If I get a lot of curry leaves, I will make this dish again! A bit of trivia about curry leaves - they have vitamin A, vitamin C, phosphorous, calcium and iron and they are supposed to be good for regulating blood sugar levels.
Ingredients:
1 kilo chicken ( I used skinless drumsticks)
1 heaped tablespoon coriander seeds
1 heaped tablespoon cashew nuts
35 grams of curry leaves
1 handful of coriander leaves, chopped - reserve a few leaves for garnish
4-5 green chillies
1/4 cup of coconut milk
1/2 teaspoon turmeric powder
1 teaspoon chilli powder
1/2 teaspoon coriander powder
2 large red onions, chopped
1 tablespoon ginger garlic paste
2 tablespoons oil
1 - 11/2 cups water
Method:
Heat a tablespoon of oil and add curry leaves, coriander seeds, cashew nuts, green chillies and coriander leaves and saute. Take it off the flame when the coriander seeds and cashew nuts turn golden brown.

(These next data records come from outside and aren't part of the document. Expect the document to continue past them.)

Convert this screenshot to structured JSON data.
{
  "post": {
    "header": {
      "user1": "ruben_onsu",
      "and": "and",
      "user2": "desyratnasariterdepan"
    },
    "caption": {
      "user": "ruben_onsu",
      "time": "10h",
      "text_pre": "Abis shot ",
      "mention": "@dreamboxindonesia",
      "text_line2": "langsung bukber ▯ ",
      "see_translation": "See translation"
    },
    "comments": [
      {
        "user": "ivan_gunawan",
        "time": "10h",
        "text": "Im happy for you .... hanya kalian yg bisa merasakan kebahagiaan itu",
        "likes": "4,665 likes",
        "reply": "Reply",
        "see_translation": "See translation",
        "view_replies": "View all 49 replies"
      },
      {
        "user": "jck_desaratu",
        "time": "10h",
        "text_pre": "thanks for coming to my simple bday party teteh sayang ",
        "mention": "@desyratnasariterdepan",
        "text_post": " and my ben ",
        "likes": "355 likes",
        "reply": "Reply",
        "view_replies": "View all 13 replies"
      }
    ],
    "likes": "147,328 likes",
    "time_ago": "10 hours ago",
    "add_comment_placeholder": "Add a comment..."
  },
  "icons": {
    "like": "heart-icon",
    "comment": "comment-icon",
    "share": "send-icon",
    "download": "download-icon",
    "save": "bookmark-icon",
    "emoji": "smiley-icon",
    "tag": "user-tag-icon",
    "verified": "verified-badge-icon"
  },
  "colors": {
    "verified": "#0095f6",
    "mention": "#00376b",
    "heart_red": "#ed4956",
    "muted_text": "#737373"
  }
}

Grind to a fine paste. Set aside.
In the same saucepan, heat another tablespoon of oil, add onions. Saute well and when the onions start to caramalise, add the chicken, turmeric, ginger garlic paste, coriander powder and red chilli powder. Keep sauteing and mix well.
Add the coconut milk and salt to taste and let the chicken cook on low flame.
When chicken is half cooked, add the curry leaf paste, 1 to 1 1/'2 cups water and cook on low flame till done.
Garnish with a few coriander leaves and serve hot with rice or chappaties.